O pioneirismo de Maria Gomes de Oliveira enfrentou resistência. A suspeita dos cabras de Lampião era que a presença feminina enfraqueceria o cangaço, facilitando a captura dos fora-da-lei por parte das forças policiais ou “volantes”, como eram conhecidas.
“Homem de batalha não pode andar com mulher. Se ele tem uma relação, perde a oração, e seu corpo fica como uma melancia: qualquer bala atravessa”, declarou o cangaceiro Balão.
O sociólogo e psicanalista cearense Daniel Lins, no seu livro “Lampião, o Homem que Amava as Mulheres” (ed. Annablume) mostra o contrário. A tropa ganhou mais força com a presença delas.
Um depoimento do bandoleiro Volta Seca -um excelente compositor, aliás -sustenta o argumento: “Elas se mostravam sempre corajosas, era raro que criassem problemas”.
Há quem entenda a participação de Maria Bonita e suas amigas, companheiras de outros integrantes do bando, como um marco precursor do feminismo no Brasil. Faz todo sentido.
“Pela primeira vez na história, as mulheres dividiam as tarefas com os homens igualitariamente. E o comprimento da saia subiu para acima do joelho”, diz um dos principais especialista do ciclo do cangaço, o historiador Frederico Pernambucano de Melo, autor do clássico e imperdível (mesmo!) “Guerreiros do Sol” (ed. Girafa). Leia, Lola, leia.
Quando conheceu Virgulino Ferreira, na fazenda Malhada do Caiçara, hoje município de Paulo Afonso (BA), onde Lampião se refugiava, Maria era casada, desde os 15, com o sapateiro José Miguel da Silva, o Zé de Neném, contra quem pesava, coitado, naquele cenário machista, a suspeita de ser estéril.

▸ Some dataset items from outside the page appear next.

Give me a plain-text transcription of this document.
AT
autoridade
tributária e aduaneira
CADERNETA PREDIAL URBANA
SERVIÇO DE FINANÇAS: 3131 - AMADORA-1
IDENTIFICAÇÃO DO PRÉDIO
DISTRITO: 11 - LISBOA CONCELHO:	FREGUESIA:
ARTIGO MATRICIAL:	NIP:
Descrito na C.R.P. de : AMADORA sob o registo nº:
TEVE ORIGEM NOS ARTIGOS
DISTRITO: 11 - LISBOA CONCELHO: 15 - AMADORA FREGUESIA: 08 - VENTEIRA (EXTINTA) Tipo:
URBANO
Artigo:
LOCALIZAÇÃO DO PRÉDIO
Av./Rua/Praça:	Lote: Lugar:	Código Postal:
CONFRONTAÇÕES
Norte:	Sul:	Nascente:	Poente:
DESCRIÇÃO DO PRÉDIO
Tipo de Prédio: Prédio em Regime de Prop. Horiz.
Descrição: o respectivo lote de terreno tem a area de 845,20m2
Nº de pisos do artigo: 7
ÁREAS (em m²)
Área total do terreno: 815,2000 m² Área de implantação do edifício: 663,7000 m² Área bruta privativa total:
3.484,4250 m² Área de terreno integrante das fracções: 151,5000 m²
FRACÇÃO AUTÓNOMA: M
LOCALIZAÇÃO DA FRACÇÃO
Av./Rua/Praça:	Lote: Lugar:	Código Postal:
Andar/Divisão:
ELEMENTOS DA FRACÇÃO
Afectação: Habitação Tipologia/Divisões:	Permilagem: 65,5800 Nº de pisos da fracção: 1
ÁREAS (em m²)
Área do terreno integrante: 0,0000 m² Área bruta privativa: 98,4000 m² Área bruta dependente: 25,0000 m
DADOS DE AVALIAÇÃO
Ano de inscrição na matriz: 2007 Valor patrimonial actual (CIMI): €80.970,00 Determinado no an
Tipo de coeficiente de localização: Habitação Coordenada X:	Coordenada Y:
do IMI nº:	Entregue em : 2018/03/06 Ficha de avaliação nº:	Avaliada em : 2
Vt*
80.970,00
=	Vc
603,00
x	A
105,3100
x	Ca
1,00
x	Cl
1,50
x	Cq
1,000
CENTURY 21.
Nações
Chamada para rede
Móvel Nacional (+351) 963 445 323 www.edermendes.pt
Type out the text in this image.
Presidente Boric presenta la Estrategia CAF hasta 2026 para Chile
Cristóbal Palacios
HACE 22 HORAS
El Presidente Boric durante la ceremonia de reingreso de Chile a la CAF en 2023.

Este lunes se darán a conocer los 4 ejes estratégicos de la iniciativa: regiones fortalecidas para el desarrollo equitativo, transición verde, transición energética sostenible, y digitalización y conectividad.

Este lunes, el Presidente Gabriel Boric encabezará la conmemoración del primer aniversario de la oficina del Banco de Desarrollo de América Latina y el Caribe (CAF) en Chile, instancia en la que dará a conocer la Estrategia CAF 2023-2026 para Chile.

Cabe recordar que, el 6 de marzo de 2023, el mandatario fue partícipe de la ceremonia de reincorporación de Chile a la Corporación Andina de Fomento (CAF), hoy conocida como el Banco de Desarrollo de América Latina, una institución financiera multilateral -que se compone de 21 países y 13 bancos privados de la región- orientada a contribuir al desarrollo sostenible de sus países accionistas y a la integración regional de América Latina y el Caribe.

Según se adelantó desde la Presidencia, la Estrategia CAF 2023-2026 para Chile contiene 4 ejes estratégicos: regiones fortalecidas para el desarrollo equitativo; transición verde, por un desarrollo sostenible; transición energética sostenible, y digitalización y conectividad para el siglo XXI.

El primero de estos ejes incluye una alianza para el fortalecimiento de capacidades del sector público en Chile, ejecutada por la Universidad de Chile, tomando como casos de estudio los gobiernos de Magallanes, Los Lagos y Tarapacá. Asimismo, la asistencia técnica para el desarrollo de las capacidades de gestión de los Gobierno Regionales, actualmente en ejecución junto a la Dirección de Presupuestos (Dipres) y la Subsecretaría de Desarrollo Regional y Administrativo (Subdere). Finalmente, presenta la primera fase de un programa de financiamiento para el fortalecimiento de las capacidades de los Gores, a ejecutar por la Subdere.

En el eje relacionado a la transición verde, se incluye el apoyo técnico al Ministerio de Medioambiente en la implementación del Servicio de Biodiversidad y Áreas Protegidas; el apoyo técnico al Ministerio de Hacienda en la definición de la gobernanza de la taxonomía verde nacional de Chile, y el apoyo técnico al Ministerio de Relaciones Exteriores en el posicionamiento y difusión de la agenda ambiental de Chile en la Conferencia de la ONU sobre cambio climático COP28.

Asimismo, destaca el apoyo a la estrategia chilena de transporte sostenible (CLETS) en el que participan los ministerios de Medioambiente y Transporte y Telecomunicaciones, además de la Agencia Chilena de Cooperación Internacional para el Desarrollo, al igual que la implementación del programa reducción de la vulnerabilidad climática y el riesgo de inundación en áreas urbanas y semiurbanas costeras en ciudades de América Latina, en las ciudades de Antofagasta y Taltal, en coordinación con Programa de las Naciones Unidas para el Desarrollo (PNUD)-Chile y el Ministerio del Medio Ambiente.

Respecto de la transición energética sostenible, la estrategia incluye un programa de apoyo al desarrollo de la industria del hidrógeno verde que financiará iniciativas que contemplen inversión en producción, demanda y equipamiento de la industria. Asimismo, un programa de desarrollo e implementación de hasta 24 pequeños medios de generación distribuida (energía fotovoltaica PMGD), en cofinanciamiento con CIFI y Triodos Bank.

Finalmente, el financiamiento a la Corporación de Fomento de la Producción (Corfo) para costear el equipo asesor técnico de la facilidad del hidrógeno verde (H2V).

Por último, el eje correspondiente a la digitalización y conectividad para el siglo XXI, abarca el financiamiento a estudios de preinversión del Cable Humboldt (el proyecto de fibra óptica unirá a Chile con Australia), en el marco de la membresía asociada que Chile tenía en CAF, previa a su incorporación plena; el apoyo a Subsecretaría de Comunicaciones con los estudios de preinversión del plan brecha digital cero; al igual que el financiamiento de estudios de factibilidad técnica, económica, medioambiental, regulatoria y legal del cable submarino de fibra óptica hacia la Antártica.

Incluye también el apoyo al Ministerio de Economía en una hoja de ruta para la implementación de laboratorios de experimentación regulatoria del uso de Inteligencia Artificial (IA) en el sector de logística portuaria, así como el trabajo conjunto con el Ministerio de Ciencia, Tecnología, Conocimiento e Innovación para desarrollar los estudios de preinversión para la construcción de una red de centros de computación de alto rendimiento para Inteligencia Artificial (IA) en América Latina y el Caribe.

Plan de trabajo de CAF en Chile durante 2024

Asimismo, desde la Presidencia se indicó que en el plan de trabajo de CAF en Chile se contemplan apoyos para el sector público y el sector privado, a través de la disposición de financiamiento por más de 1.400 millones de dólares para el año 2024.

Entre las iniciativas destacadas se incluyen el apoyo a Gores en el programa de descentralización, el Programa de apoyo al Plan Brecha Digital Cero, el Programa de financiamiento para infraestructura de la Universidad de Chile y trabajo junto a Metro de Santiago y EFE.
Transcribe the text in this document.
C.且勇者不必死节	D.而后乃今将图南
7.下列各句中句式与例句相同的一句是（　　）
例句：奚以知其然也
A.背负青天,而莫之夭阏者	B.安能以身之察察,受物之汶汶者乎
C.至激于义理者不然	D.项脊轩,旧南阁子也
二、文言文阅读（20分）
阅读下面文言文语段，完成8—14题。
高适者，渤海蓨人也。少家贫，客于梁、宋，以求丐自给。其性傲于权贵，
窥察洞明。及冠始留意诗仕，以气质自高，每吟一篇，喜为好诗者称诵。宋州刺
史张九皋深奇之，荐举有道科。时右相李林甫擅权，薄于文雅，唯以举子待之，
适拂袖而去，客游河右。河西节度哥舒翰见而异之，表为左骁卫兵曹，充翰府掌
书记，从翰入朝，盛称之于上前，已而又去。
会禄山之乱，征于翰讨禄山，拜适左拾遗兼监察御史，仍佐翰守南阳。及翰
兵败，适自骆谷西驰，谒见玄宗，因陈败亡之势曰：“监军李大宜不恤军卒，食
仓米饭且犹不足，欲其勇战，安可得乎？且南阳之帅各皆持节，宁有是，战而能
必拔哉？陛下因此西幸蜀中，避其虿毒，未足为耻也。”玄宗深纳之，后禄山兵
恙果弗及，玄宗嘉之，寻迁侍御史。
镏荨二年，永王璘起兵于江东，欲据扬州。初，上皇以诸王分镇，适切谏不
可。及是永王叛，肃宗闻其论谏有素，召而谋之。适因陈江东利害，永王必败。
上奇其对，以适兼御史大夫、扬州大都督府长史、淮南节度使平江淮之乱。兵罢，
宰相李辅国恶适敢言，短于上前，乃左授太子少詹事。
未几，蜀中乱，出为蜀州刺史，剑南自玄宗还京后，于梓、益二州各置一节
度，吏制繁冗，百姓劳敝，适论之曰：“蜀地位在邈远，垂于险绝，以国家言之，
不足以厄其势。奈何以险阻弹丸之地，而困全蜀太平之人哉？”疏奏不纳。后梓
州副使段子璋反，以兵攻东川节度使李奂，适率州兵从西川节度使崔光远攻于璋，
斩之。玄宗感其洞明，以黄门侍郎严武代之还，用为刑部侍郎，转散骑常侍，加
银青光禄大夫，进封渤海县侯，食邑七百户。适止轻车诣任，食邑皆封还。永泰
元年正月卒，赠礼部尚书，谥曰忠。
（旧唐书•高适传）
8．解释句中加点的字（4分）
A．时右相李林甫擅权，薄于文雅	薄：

A convicção que estava diante do amor da sua vida foi fatal para o fim do primeiro relacionamento de Maria Bonita.
Dai por diante o rei e a rainha do cangaço se grudaram, entre batalhas, dengos e cafunés –um capricho de Virgulino–, durante nove anos, até que a morte os separou, em 28 de julho de 1938, quando Lampião foi assassinado pela PM e Maria, degolada, na mesma ocasião, na gruta de Angicos, em Poço Redondo, Sergipe. Fim do romance, jamais do amor e da lenda.
§§§
De profundis: Se você quer saber mais sobre todas estas danações, leia, além de Frederico e de Daniel, acima citados, “A dona de Lampião”, livraço, narrativa com boniteza e arrojo, da escritora Wanessa Campos, de Triunfo (PE) para o mundo.
Querem mais dois bons, para instigar o juízo e o conhecimento sobre esse tema mais do que fascinante? Lá vai: “Lampião –as mulheres e o cangaço” (ed. Traço), de Antonio Amaury; “Os Homens que Mataram o Facínora – A História dos Grandes Inimigos de Lampião” (Record), de Moacir Assunção.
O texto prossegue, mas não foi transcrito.